# Research Plan

## Problem

Global ecosystems and food supply depend on insect biodiversity for key functions such as pollination and decomposition. High-resolution, accurate data on invertebrate populations and communities across scales are critical for informing conservation efforts. However, conventional data collection methodologies for invertebrates are expensive, labor intensive, and require substantial taxonomic expertise, limiting researchers, practitioners, and policymakers.

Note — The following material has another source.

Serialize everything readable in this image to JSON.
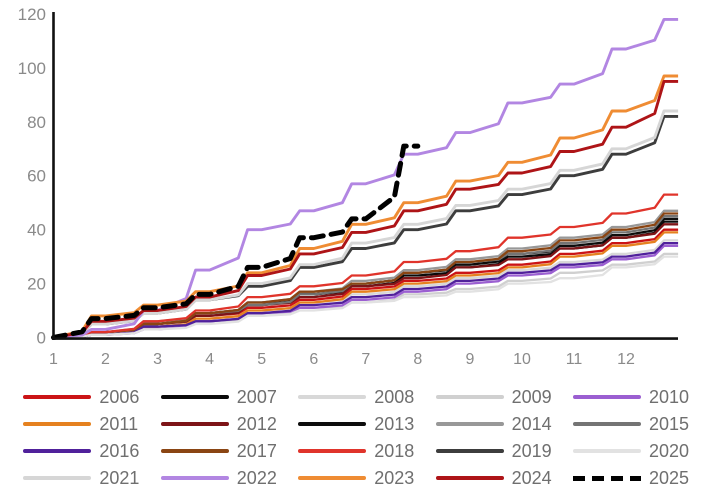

We hypothesize that novel optical techniques show promise for automating such data collection across scales as they operate unsupervised in remote areas. The goal of this study is to determine if the measurement of an insect biodiversity metric can be automated with the use of optical near-infrared insect sensors. We aim to evaluate whether optical sensors can provide a reliable indicator of invertebrate richness that correlates with conventional assessment methods.

## Method

We will deploy autonomous near-infrared sensors alongside conventional sampling methods (Malaise traps and sweep nets) in agricultural fields across Kansas, USA. The sensors use light-emitting diodes to transmit infrared light (810 nm & 970 nm), creating a measurement volume between 5 and 70 L, depending on insect size. Insects flying in front of the sensor back-scatter light, which is recorded by a photodiode as a time signal.

We will extract wing-beat frequency (WBF) and body-to-wing ratio (BWR) from the optical sensor data. These physical features will serve as the basis for clustering analysis, as insects of the same species exhibit similar physical properties and therefore similar signal features. We will apply the DBSCAN (Density-based spatial clustering of applications with noise) algorithm to cluster the optical data, using the number of clusters as a proxy for species richness.

For conventional methods, we will identify all collected specimens to the lowest possible taxonomic unit and calculate standard biodiversity metrics including species richness, Shannon index, and Simpson index. We will then compare the automated biodiversity metrics derived from optical sensors with those obtained from conventional methods using correlation analysis.

## Experiment Design

We will monitor insect populations at 20 sites representing agricultural crops of central Kansas, including corn, sorghum, soybean, alfalfa, pasture, and complex cover crops. Each site will be evaluated on two different occasions (June and July 2020) to capture seasonal changes.

At each site, we will place one autonomous near-infrared sensor approximately 50 m from the field margin and monitor continuously for two periods of three days in June and July. Concurrently, we will deploy Malaise traps (single bi-directional, Townes-style trap) 100 m from the margin for 24-hour periods. We will also conduct sweep net sampling at 50, 100, and 150 m from the field edge along linear transects, performing 50 sweeps per location perpendicular to the transect.

We will automatically separate insect recordings from noise using proprietary cloud-based neural network software and discard observations without clearly identified wingbeats or body-to-wing ratios. All specimens from conventional methods will be identified to species or morphospecies level, with voucher specimens maintained for verification.

We will randomly divide the data into optimization (30%) and testing (70%) sets. During optimization, we will tune DBSCAN parameters (ε and min_samples) to maximize Spearman correlation between biodiversity metrics from sensors and conventional methods using stochastic gradient descent. We will fit separate models for richness and diversity indices for each trapping method, plus a combined model for both conventional methods.

We will calculate Spearman-rank correlations between clustering results from optical sensor data and biodiversity measures from conventional sampling methods. Additionally, we will conduct Analyses of Variance (ANOVA) and TukeyHSD post hoc analyses to evaluate the impact of sampling month, crop type, and field on richness estimates.